In Search of Ancient North Africa: A History in Six Lives
English
By (author): Barnaby Rogerson
For 40 years, Barnaby Rogerson has travelled across North Africa, making sense of the region's complex and fascinating history as both a writer and a guide. Throughout that time, there have always been a handful of stories he could not pin into neat, tidy narratives; stories that were not distinctly good or bad, tragic or pathetic, selfish or heroic, malicious or noble. This book, neither a work of history nor travel writing, is a journey into the ruins of a landscape to make sense of these stories through the lives of five men and one woman. A sacrificial refugee (Queen Dido), a prisoner-of-war who became a compliant tool of the Roman Empire (King Juba), an unpromising provincial who, as Emperor, brought the Empire to its dazzling apogee (Septimius Severus), an intellectual careerist who became a bishop and a saint (St Augustine), the greatest General the world has ever known (Hannibal), and the Berber Cavalry General who eventually defeated him (Masinissa). Though all six lives have been clouded with as much myth as fact, the destinies of these North African figures remain highly relevant today. Their descendants are faced with the same choices: Do you stay pure to your own culture and fight against the power of the West, or do you study and assimilate this other culture, and utilise its skills? Will it greet you as an ally only to own you as a slave?
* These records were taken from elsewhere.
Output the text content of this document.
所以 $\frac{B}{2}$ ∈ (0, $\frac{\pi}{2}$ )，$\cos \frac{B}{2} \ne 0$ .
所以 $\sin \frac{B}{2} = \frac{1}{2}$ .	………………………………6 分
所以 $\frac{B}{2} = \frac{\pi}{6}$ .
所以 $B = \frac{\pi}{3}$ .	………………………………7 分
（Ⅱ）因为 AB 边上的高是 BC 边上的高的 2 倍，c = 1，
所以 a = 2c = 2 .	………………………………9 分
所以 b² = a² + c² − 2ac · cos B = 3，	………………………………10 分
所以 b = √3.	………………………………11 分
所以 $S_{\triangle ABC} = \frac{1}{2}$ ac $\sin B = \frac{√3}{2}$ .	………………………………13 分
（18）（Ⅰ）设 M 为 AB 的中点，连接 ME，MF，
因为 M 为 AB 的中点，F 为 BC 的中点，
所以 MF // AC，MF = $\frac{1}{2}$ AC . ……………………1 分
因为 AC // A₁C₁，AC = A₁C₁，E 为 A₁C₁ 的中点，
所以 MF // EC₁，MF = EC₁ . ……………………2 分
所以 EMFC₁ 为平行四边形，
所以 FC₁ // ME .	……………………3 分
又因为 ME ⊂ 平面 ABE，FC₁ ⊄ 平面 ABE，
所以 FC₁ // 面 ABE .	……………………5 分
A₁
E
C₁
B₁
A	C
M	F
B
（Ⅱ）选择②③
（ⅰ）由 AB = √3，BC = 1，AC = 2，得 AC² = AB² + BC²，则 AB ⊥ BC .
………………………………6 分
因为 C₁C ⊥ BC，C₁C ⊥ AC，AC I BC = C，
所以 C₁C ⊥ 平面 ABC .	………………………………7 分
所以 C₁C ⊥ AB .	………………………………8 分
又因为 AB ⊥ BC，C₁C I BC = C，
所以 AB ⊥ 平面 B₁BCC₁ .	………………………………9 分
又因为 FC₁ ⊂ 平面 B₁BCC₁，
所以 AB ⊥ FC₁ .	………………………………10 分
The chosen heroes of this book represent classical North Africa, and not the familiar drum roll of Julius Caesar, Augustus, Trajan, Hadrian, Constantine and Justinian. In between these life stories, we explore ruins which tell their own tales and see the multiple interconnections that bind the culture of this region with the wider world, particularly the spiritual traditions of the ancient Near East. With photographs by Don McCullin.